Mitarbeitervielfalt: Warum sie die Zukunft der Werbeindustrie ist und warum es sich lohnt, für sie zu kämpfen

Susan Credle August 2018 Kreative Inspiration, Werbung

"Es hat lange gedauert, aber inzwischen ist allen in der Branche klar, dass wir uns aktiver für mehr Vielfalt in Werbeagenturen einsetzen müssen", sagt Susan Credle, Global Chief Creative Officer bei FCB. Hier erzählt sie uns, wie sie sich selbst für mehr Diversität starkmacht und was sie sich von ihren Kollegen in anderen Agenturen erhofft.

Eine andere Fassung dieses Artikels ist bereits bei Campaign erschienen.

Als ich anfing, in der Werbung zu arbeiten, gab es kaum Frauen in Führungspositionen, an denen ich mich orientieren konnte. In meinem ersten Agenturjob war ich sehr verunsichert. Wenn ich meine eigenen Ideen vorstellte, hatte ich immer das Gefühl, all die Männer im Raum würden mich auslachen.

Zum Glück hat sich in den letzten 20 Jahren einiges getan: Früher galt Diversität in unserem Geschäft als wünschenswert. Heute gehört sie zum guten Ton und ist sogar Voraussetzung für den wirtschaftlichen Erfolg. Es hat lange gedauert, aber inzwischen ist allen in der Branche klar, dass wir uns aktiver für mehr Vielfalt in Werbeagenturen einsetzen müssen.
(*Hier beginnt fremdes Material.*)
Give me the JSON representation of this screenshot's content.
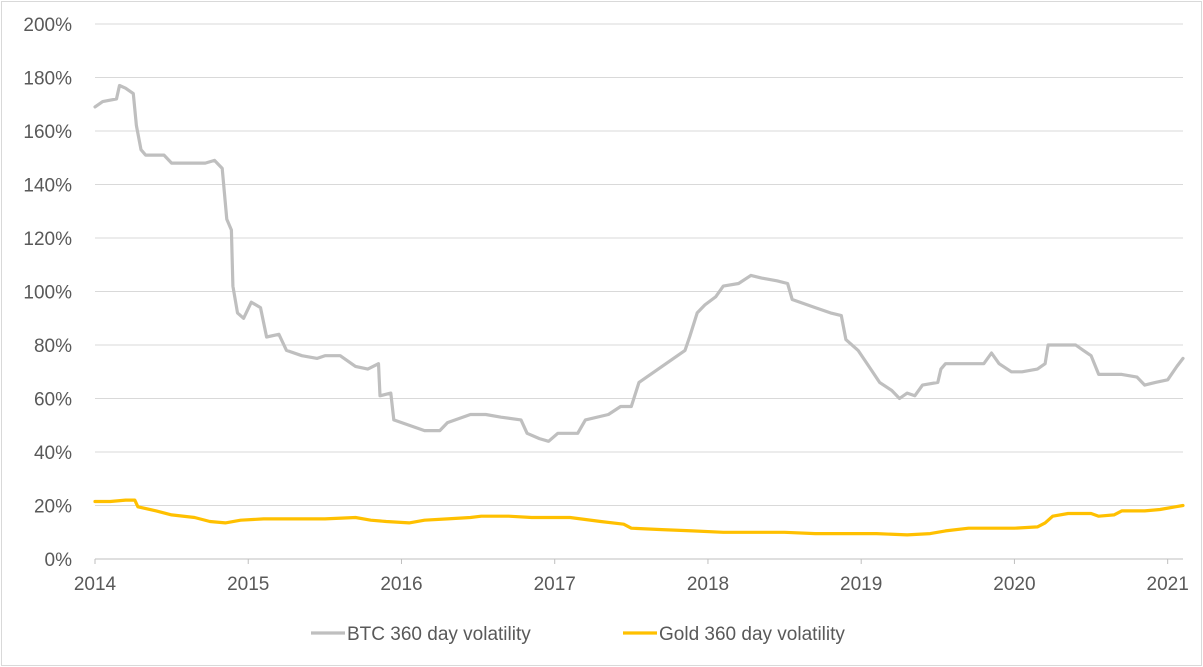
{
  "chart_data": {
    "type": "line",
    "title": "",
    "xlabel": "",
    "ylabel": "",
    "xlim": [
      2014.0,
      2021.1
    ],
    "ylim": [
      0,
      200
    ],
    "y_ticks": [
      "0%",
      "20%",
      "40%",
      "60%",
      "80%",
      "100%",
      "120%",
      "140%",
      "160%",
      "180%",
      "200%"
    ],
    "x_ticks": [
      "2014",
      "2015",
      "2016",
      "2017",
      "2018",
      "2019",
      "2020",
      "2021"
    ],
    "grid": "horizontal",
    "legend_position": "bottom",
    "series": [
      {
        "name": "BTC 360 day volatility",
        "color": "#bfbfbf",
        "points": [
          [
            2014.0,
            169
          ],
          [
            2014.05,
            171
          ],
          [
            2014.14,
            172
          ],
          [
            2014.16,
            177
          ],
          [
            2014.2,
            176
          ],
          [
            2014.25,
            174
          ],
          [
            2014.27,
            162
          ],
          [
            2014.3,
            153
          ],
          [
            2014.33,
            151
          ],
          [
            2014.45,
            151
          ],
          [
            2014.5,
            148
          ],
          [
            2014.6,
            148
          ],
          [
            2014.72,
            148
          ],
          [
            2014.78,
            149
          ],
          [
            2014.83,
            146
          ],
          [
            2014.86,
            127
          ],
          [
            2014.89,
            123
          ],
          [
            2014.9,
            102
          ],
          [
            2014.93,
            92
          ],
          [
            2014.97,
            90
          ],
          [
            2015.02,
            96
          ],
          [
            2015.08,
            94
          ],
          [
            2015.12,
            83
          ],
          [
            2015.2,
            84
          ],
          [
            2015.25,
            78
          ],
          [
            2015.35,
            76
          ],
          [
            2015.45,
            75
          ],
          [
            2015.5,
            76
          ],
          [
            2015.6,
            76
          ],
          [
            2015.7,
            72
          ],
          [
            2015.78,
            71
          ],
          [
            2015.85,
            73
          ],
          [
            2015.86,
            61
          ],
          [
            2015.93,
            62
          ],
          [
            2015.95,
            52
          ],
          [
            2016.05,
            50
          ],
          [
            2016.15,
            48
          ],
          [
            2016.25,
            48
          ],
          [
            2016.3,
            51
          ],
          [
            2016.45,
            54
          ],
          [
            2016.55,
            54
          ],
          [
            2016.65,
            53
          ],
          [
            2016.78,
            52
          ],
          [
            2016.82,
            47
          ],
          [
            2016.9,
            45
          ],
          [
            2016.96,
            44
          ],
          [
            2017.02,
            47
          ],
          [
            2017.15,
            47
          ],
          [
            2017.2,
            52
          ],
          [
            2017.35,
            54
          ],
          [
            2017.43,
            57
          ],
          [
            2017.5,
            57
          ],
          [
            2017.55,
            66
          ],
          [
            2017.7,
            72
          ],
          [
            2017.85,
            78
          ],
          [
            2017.88,
            83
          ],
          [
            2017.93,
            92
          ],
          [
            2017.98,
            95
          ],
          [
            2018.05,
            98
          ],
          [
            2018.1,
            102
          ],
          [
            2018.2,
            103
          ],
          [
            2018.28,
            106
          ],
          [
            2018.35,
            105
          ],
          [
            2018.45,
            104
          ],
          [
            2018.52,
            103
          ],
          [
            2018.55,
            97
          ],
          [
            2018.7,
            94
          ],
          [
            2018.8,
            92
          ],
          [
            2018.87,
            91
          ],
          [
            2018.9,
            82
          ],
          [
            2018.98,
            78
          ],
          [
            2019.05,
            72
          ],
          [
            2019.12,
            66
          ],
          [
            2019.2,
            63
          ],
          [
            2019.25,
            60
          ],
          [
            2019.3,
            62
          ],
          [
            2019.35,
            61
          ],
          [
            2019.4,
            65
          ],
          [
            2019.5,
            66
          ],
          [
            2019.52,
            71
          ],
          [
            2019.55,
            73
          ],
          [
            2019.7,
            73
          ],
          [
            2019.8,
            73
          ],
          [
            2019.85,
            77
          ],
          [
            2019.9,
            73
          ],
          [
            2019.98,
            70
          ],
          [
            2020.05,
            70
          ],
          [
            2020.15,
            71
          ],
          [
            2020.2,
            73
          ],
          [
            2020.22,
            80
          ],
          [
            2020.3,
            80
          ],
          [
            2020.4,
            80
          ],
          [
            2020.45,
            78
          ],
          [
            2020.5,
            76
          ],
          [
            2020.55,
            69
          ],
          [
            2020.7,
            69
          ],
          [
            2020.8,
            68
          ],
          [
            2020.85,
            65
          ],
          [
            2020.92,
            66
          ],
          [
            2021.0,
            67
          ],
          [
            2021.06,
            72
          ],
          [
            2021.1,
            75
          ]
        ]
      },
      {
        "name": "Gold 360 day volatility",
        "color": "#ffc000",
        "points": [
          [
            2014.0,
            21.5
          ],
          [
            2014.1,
            21.5
          ],
          [
            2014.2,
            22
          ],
          [
            2014.26,
            22
          ],
          [
            2014.28,
            19.5
          ],
          [
            2014.4,
            18
          ],
          [
            2014.5,
            16.5
          ],
          [
            2014.65,
            15.5
          ],
          [
            2014.75,
            14
          ],
          [
            2014.85,
            13.5
          ],
          [
            2014.95,
            14.5
          ],
          [
            2015.1,
            15
          ],
          [
            2015.3,
            15
          ],
          [
            2015.5,
            15
          ],
          [
            2015.7,
            15.5
          ],
          [
            2015.8,
            14.5
          ],
          [
            2015.9,
            14
          ],
          [
            2016.05,
            13.5
          ],
          [
            2016.15,
            14.5
          ],
          [
            2016.3,
            15
          ],
          [
            2016.45,
            15.5
          ],
          [
            2016.52,
            16
          ],
          [
            2016.7,
            16
          ],
          [
            2016.85,
            15.5
          ],
          [
            2017.1,
            15.5
          ],
          [
            2017.3,
            14
          ],
          [
            2017.45,
            13
          ],
          [
            2017.5,
            11.5
          ],
          [
            2017.7,
            11
          ],
          [
            2017.9,
            10.5
          ],
          [
            2018.1,
            10
          ],
          [
            2018.3,
            10
          ],
          [
            2018.5,
            10
          ],
          [
            2018.7,
            9.5
          ],
          [
            2018.9,
            9.5
          ],
          [
            2019.1,
            9.5
          ],
          [
            2019.3,
            9
          ],
          [
            2019.45,
            9.5
          ],
          [
            2019.55,
            10.5
          ],
          [
            2019.7,
            11.5
          ],
          [
            2019.85,
            11.5
          ],
          [
            2020.0,
            11.5
          ],
          [
            2020.15,
            12
          ],
          [
            2020.2,
            13.5
          ],
          [
            2020.25,
            16
          ],
          [
            2020.35,
            17
          ],
          [
            2020.5,
            17
          ],
          [
            2020.55,
            16
          ],
          [
            2020.65,
            16.5
          ],
          [
            2020.7,
            18
          ],
          [
            2020.85,
            18
          ],
          [
            2020.95,
            18.5
          ],
          [
            2021.05,
            19.5
          ],
          [
            2021.1,
            20
          ]
        ]
      }
    ]
  }
}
Unsere Branche fordert mehr denn je innovative Lösungen, mit denen sich die vielfältigen Verbrauchergruppen identifizieren können. Hier haben Agenturen mit homogenen Teams kaum noch Chancen, mitzuhalten.

Die Verantwortlichen in den Agenturen müssen das Thema Talentvielfalt vorantreiben 

Was die Mitarbeitervielfalt an unseren Standorten angeht, hat es so manche Fortschritte gegeben. Vor allem Frauen sind heute sehr viel präsenter. Ich bin stolz darauf, eine Agentur mit zu führen, die nicht nur in Chicago und San Francisco weibliche CCOs hat, sondern auch in Indien, Kanada und Brasilien. Es ist wirklich ein Geschenk, mit Cindy Augustine zusammenzuarbeiten, die sich als unser Head of Talent unermüdlich für die Entwicklung vielfältiger Teams einsetzt.

Letztes Jahr engagierte sich FCB stark für Alma Har’els weltweite Initiative Free the Bid. Hier verpflichteten sich Agenturen und Markenunternehmen, bei allen Pitches für Werbefilmaufträge neben männlichen Regisseuren mindestens auch eine Frau in die Auswahl aufzunehmen.

Früher galt Diversität in unserem Geschäft als wünschenswert. Heute gehört sie zum guten Ton und ist sogar Voraussetzung für den wirtschaftlichen Erfolg.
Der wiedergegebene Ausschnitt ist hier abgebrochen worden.